Monday, January 12, 2015
Wilkinson, The Creator’s Code
I’m going to touch on three of these skills: drive for daylight, fly the OODA loop, and fail wisely.
The “drive for daylight” concept is borrowed from race-car drivers who say that “the trick to managing speed at 200 miles per hour is to drive for daylight. They go too fast to navigate by the lines on the pavement or the position of their fellow drivers. Instead, they focus on the horizon and, at high speeds, their hands follow their eyes.” Similarly, creators “navigate around immediate obstacles by keeping their long-term mission in mind. … creators don’t benchmark themselves against the competition or focus on industry norms. … they set their sights on the horizon, scan the edges, and avoid nostalgia.” (p. 49)
Integral to the “drive for daylight” mindset is a “to-go” way of thinking. That is, a person doesn’t focus on how far he’s already come but on what remains to be done. “To-go” thinking, researchers have found, accelerates momentum. “Motivating yourself by thinking about how much of the marathon remains before you cross the finish line can inspire you to run harder, faster, more competitively, and with greater enthusiasm.” (p. 55)
The notion of the OODA loop comes from John Boyd, an Air Force fighter pilot who “crafted a framework for making rapid decisions that would ensure success in fast-changing environments. Boyd’s ‘OODA loop’—observe, orient, decide, and act—is as pertinent to business [and to trading] as it is to aerial combat.” (p. 68) Since there’s a fairly extensive literature on the OODA loop, I’ll not say more about it here.

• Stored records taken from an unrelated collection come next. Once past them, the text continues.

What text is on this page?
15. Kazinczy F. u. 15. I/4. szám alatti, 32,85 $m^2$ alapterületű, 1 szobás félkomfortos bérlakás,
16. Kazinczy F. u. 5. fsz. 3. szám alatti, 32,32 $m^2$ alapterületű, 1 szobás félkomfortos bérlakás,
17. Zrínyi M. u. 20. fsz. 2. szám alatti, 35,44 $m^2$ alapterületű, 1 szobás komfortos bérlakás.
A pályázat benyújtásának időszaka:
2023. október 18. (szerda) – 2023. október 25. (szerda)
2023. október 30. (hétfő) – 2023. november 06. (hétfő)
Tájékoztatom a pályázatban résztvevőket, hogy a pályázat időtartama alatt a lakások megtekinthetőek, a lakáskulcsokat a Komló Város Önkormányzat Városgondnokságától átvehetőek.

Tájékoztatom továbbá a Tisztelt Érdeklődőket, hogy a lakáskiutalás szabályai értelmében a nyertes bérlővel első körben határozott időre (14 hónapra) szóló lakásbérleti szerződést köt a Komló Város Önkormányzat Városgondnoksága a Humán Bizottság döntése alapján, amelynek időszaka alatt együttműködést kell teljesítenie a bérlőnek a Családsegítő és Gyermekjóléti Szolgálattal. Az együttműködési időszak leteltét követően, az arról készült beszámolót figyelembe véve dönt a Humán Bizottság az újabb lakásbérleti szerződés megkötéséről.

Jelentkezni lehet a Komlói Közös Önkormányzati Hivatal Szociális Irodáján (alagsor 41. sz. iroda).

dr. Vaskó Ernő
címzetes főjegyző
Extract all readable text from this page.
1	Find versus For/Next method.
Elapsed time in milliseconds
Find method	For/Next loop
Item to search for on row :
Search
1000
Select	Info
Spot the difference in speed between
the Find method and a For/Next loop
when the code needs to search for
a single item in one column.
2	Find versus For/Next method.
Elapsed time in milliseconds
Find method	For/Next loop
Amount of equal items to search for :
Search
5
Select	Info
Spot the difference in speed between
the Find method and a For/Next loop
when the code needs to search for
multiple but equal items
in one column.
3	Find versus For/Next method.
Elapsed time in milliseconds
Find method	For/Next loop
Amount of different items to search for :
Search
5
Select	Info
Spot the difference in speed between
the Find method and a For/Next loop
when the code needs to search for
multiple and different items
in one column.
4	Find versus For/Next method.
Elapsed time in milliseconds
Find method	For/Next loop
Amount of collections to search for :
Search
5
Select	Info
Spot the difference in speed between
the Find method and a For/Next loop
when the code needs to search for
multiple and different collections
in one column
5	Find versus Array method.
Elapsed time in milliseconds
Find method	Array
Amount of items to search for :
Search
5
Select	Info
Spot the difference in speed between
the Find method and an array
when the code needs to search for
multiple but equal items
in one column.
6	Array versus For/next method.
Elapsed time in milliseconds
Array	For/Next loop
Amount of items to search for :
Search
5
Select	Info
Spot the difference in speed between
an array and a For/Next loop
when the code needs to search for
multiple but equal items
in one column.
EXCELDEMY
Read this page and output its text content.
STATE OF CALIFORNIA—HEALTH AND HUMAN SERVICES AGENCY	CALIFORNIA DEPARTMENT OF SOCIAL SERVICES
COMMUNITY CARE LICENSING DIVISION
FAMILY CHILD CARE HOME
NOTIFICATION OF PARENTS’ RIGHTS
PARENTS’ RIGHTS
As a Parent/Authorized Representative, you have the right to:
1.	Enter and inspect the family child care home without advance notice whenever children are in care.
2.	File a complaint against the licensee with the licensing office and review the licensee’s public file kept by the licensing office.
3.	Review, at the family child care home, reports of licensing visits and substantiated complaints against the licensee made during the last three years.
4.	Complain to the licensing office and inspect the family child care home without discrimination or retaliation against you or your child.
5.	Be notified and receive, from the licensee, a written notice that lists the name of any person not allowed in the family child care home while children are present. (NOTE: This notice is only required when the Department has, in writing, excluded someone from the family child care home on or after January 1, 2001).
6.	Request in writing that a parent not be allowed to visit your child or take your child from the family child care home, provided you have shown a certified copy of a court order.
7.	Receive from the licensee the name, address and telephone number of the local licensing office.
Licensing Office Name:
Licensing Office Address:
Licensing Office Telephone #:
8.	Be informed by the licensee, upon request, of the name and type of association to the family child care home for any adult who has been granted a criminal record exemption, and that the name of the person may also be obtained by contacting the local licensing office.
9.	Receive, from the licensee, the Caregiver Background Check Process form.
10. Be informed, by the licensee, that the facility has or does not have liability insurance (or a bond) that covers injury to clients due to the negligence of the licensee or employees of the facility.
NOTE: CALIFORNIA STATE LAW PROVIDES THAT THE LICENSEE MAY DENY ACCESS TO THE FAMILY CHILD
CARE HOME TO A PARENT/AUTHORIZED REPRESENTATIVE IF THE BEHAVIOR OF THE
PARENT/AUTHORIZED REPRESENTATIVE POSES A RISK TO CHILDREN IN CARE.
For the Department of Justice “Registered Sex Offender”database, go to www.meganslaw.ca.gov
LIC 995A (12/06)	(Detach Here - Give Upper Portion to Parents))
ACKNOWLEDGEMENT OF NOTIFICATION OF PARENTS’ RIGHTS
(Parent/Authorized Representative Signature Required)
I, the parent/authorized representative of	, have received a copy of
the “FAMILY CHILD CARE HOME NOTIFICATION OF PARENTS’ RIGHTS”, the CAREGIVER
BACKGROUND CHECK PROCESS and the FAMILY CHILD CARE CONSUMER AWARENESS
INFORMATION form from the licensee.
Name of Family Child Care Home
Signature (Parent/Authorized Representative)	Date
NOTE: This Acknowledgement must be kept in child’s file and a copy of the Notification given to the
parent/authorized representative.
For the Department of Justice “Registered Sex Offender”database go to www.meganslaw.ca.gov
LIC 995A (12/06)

Finally, let’s look at the failure ratio. We’ve all read the advice to fail early and often, but how much failure is acceptable? The author found that “a surprising number of creators decide that ratio ahead of time. They aim not for perfection but to ensure that they take enough risk.” (p. 94) This is, I think, an important metric to consider. Entrepreneurs worry if they experience too few failures. As LinkedIn cofounder Reid Hoffman said, “Frankly, if you tune it so that you have zero chance of failure, you usually also have zero chance of success.” (p. 96) Just think of that beautifully over-optimized trading system that crashes in real time.
Traders focus on minimizing their risk by setting stops or keeping their position size small. But the other side of the equation is equally important. Their portfolio can grow only if the risk they assume is large enough. Institutions have metrics to look at both sides of the equation. Individual traders rarely do, and then they wonder why they come up short.